The first time I took an online graduate course, I was required to respond in a blog to journal readings and responses of other students. Some student comments were truly insightful, and I learned from them. But others were trite. Lately these student responses have me considering how to write appropriate entries.
- Remembering (repeating word-for-word or by using synonyms),
- Understanding (defining or explaining the meaning),
- Applying (showing how a concept has been used elsewhere or can be used in different circumstances),
- Analyzing (breaking a concept into its components)
- Evaluating (determining values of competing concepts or components), and
- Synthesizing (creating new concepts by fusing existing concepts or using an existing concept as a starting point).
Let’s take a well-known piece of writing, Robert Frost’s poem “Stopping by Woods on a Snowy Evening,” and apply Bloom’s taxonomy to responses we might write about it.
- Unacceptable (personal comments, off-topic comments, liking or not liking with no explanation)
- Remembering (repeating a line or two, naming an idea previously stated by the teacher, but adding no new information)
- Understanding (summarizing the poem, paraphrasing it, but adding no new information)
- Applying (discussing rhythm, rhyme, figures of speech and other poetic elements that Frost used in the poem)
- Analyzing (discussing patterns of rhyme or diction, discussing published critiques of the poem)

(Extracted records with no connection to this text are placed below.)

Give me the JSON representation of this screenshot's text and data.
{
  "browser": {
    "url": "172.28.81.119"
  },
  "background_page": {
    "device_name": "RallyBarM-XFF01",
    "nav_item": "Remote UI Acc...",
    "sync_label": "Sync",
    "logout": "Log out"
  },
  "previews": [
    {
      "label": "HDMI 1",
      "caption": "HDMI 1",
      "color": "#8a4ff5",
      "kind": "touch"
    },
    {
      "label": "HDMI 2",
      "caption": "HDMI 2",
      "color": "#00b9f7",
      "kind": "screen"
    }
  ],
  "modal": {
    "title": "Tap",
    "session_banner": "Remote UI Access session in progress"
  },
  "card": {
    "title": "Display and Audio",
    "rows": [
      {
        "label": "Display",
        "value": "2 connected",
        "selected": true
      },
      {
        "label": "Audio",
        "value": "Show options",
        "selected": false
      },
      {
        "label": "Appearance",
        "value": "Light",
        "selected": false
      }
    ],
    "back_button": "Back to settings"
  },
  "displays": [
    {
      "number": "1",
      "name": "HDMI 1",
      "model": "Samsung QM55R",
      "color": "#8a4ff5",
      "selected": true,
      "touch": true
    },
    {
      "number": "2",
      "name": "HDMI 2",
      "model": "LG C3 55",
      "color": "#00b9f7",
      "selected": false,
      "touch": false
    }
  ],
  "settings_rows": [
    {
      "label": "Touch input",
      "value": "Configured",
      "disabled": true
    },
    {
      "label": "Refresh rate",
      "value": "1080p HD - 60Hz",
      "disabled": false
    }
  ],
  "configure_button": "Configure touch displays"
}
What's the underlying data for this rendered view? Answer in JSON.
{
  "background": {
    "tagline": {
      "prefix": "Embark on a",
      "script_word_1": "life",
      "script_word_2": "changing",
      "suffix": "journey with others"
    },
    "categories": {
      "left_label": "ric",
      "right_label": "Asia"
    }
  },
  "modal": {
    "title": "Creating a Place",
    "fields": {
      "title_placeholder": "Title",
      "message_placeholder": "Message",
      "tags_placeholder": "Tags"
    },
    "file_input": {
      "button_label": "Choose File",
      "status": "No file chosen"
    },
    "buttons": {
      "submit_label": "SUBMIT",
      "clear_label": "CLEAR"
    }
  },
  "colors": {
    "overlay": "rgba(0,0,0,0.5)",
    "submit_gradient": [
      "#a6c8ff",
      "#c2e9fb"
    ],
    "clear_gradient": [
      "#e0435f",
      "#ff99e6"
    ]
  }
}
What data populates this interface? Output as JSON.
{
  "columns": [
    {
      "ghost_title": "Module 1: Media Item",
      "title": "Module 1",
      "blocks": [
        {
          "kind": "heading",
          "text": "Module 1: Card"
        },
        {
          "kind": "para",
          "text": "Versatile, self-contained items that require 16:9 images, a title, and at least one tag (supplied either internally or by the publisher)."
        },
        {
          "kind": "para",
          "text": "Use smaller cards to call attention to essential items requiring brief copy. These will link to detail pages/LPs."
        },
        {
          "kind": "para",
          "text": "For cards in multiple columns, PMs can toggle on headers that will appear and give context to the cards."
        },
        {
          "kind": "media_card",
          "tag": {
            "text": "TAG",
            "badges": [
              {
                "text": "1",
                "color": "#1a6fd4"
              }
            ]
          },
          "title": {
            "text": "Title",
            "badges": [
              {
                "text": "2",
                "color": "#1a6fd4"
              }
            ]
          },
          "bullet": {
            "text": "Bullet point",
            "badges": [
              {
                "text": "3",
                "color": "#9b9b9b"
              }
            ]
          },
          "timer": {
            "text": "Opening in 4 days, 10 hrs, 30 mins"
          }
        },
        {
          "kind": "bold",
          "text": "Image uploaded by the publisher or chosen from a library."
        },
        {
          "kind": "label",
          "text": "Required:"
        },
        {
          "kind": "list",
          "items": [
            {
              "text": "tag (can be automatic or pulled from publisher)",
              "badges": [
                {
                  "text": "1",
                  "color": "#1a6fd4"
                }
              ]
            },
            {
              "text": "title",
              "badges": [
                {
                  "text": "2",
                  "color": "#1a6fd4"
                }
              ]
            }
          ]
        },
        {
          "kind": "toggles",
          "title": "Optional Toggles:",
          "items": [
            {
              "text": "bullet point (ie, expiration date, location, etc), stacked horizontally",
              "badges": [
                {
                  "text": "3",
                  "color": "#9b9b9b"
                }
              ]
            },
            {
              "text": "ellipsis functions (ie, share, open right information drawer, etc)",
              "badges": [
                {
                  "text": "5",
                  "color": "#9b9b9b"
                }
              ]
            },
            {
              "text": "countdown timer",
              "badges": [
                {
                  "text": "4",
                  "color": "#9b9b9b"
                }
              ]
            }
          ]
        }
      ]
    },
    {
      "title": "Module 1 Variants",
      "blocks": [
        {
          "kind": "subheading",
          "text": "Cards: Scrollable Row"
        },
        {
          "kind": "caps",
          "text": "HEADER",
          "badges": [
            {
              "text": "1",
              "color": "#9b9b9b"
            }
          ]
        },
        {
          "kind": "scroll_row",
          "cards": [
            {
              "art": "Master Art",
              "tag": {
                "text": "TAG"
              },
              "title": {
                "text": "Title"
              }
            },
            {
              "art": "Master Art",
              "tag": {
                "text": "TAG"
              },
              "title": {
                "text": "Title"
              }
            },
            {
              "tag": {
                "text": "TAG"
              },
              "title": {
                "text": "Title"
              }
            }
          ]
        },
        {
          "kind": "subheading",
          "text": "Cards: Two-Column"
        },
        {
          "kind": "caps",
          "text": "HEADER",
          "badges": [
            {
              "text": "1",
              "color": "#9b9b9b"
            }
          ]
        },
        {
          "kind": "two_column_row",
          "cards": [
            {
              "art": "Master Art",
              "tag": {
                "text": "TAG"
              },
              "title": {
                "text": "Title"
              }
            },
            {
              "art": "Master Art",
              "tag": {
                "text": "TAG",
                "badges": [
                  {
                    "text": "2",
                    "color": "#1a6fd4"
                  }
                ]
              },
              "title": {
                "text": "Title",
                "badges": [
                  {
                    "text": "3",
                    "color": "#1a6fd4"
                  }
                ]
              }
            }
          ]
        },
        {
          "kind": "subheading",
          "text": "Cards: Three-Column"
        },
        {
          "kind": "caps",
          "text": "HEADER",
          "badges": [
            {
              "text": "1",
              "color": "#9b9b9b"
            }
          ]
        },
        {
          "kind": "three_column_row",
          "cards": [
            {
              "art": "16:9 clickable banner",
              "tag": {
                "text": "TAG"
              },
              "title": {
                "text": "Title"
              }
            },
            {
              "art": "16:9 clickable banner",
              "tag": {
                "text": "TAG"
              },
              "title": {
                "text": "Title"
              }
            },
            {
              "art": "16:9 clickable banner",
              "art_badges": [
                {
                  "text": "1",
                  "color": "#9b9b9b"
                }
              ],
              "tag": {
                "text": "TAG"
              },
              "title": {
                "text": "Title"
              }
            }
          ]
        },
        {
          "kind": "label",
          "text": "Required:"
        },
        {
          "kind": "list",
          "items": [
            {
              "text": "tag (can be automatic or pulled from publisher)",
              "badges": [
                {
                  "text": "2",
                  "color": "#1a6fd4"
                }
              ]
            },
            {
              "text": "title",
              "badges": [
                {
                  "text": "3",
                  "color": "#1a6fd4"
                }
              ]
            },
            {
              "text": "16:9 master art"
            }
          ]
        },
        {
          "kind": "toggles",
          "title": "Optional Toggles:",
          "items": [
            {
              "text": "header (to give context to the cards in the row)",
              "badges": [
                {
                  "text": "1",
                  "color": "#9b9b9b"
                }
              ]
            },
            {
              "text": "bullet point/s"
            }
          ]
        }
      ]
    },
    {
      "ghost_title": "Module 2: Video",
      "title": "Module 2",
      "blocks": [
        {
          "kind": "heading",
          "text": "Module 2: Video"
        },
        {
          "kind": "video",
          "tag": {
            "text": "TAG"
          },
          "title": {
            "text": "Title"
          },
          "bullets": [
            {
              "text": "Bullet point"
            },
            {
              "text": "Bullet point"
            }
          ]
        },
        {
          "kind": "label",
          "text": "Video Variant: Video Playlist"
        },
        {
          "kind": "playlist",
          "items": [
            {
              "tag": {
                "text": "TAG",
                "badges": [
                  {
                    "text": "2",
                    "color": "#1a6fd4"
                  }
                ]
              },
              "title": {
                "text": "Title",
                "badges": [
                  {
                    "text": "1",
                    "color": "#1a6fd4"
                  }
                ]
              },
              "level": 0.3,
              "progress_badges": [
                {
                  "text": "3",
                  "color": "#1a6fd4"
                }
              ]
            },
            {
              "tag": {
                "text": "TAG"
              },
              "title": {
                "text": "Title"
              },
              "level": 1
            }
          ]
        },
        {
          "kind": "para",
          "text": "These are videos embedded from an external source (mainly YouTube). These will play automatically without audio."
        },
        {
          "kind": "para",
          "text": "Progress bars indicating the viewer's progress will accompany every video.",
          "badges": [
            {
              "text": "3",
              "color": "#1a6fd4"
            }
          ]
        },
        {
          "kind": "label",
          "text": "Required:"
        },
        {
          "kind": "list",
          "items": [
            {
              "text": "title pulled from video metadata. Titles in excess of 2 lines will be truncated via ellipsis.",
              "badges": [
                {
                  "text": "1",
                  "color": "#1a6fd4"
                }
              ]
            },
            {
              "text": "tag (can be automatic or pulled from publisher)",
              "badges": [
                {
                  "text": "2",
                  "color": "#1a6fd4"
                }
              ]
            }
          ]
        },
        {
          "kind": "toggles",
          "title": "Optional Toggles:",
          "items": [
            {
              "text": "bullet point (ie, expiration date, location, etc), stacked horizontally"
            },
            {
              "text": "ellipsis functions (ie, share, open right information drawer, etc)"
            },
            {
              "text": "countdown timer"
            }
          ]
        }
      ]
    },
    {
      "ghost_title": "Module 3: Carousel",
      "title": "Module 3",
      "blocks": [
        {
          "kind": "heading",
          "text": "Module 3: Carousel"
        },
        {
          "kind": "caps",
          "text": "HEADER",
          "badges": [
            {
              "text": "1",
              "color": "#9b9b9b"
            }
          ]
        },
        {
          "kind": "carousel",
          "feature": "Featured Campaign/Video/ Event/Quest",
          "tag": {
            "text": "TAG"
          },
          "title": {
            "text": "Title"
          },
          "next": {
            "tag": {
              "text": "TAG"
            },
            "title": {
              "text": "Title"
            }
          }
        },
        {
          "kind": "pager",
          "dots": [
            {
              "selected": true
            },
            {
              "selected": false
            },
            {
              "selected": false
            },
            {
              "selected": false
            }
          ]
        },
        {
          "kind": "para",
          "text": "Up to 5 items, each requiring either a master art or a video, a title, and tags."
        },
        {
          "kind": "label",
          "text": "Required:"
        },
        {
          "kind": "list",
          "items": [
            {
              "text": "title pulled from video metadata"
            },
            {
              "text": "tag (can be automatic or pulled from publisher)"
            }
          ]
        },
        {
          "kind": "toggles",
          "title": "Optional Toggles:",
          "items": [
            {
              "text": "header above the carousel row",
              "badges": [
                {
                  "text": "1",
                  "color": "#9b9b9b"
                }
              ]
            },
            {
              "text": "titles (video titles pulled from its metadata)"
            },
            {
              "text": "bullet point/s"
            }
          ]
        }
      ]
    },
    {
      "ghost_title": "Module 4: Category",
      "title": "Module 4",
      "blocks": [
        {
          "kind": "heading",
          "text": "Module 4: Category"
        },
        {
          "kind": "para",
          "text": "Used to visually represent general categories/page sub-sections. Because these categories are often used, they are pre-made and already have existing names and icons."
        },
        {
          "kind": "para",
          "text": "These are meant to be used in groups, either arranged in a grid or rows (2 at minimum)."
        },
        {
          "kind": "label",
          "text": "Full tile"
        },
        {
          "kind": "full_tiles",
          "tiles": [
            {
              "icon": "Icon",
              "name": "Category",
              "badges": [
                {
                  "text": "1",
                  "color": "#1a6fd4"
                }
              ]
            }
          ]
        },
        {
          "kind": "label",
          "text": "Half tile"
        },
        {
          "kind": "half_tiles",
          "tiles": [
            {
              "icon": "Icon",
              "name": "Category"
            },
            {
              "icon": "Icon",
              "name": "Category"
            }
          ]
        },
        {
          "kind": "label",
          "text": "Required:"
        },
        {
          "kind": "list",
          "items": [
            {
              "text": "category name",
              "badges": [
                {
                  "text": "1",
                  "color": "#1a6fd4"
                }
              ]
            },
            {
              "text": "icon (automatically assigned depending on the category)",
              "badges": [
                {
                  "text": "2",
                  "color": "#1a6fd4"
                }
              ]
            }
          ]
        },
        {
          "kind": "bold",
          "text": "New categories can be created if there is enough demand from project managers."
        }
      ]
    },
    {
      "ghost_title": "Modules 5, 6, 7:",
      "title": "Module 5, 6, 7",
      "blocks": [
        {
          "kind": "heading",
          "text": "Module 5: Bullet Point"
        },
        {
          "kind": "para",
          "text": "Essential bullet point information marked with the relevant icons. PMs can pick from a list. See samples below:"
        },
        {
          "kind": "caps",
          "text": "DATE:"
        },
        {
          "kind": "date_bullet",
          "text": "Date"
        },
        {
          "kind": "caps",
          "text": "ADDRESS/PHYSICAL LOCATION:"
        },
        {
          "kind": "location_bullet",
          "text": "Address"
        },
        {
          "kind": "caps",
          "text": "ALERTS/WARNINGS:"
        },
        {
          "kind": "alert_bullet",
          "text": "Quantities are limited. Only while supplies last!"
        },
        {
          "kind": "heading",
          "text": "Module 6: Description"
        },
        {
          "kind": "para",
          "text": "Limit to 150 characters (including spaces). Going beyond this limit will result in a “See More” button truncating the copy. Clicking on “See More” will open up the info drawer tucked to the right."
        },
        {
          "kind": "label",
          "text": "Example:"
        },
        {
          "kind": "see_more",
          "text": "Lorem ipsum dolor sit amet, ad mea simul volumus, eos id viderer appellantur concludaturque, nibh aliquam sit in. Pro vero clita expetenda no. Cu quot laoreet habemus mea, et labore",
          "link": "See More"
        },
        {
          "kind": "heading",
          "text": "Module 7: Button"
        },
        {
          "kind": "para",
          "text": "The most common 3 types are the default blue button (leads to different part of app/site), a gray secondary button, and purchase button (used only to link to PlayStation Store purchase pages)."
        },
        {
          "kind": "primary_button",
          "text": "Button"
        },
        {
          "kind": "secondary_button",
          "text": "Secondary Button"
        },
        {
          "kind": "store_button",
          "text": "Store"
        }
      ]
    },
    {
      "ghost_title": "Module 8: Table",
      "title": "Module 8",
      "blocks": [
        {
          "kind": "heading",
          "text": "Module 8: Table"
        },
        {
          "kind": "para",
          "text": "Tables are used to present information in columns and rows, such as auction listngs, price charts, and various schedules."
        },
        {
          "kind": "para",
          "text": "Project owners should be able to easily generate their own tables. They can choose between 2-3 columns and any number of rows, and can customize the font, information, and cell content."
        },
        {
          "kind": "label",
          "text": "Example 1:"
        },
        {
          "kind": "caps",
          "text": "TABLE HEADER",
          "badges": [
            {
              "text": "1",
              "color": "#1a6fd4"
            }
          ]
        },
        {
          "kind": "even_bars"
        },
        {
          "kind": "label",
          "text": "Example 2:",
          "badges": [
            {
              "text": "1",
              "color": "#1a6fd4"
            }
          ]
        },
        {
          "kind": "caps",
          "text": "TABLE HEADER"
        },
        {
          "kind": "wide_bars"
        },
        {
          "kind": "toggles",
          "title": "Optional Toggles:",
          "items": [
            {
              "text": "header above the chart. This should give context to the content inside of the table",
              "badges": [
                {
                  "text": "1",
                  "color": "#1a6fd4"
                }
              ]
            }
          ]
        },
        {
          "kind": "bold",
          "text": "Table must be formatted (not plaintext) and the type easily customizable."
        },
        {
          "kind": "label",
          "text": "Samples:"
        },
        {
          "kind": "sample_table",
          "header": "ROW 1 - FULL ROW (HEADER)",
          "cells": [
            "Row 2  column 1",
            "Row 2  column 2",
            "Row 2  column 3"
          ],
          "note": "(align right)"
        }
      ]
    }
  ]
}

- Evaluating (discussing where this poem ranks among Frost’s poems, how it rates compared to the work of other poets, discussing criterion used to rank the poem), and
- Synthesizing (writing a poem or other artistic expression using the style or content of the poem, such as the illustration for this blog; writing a sequel to the poem; writing a poem in a completely different style to express the ideas of the poem).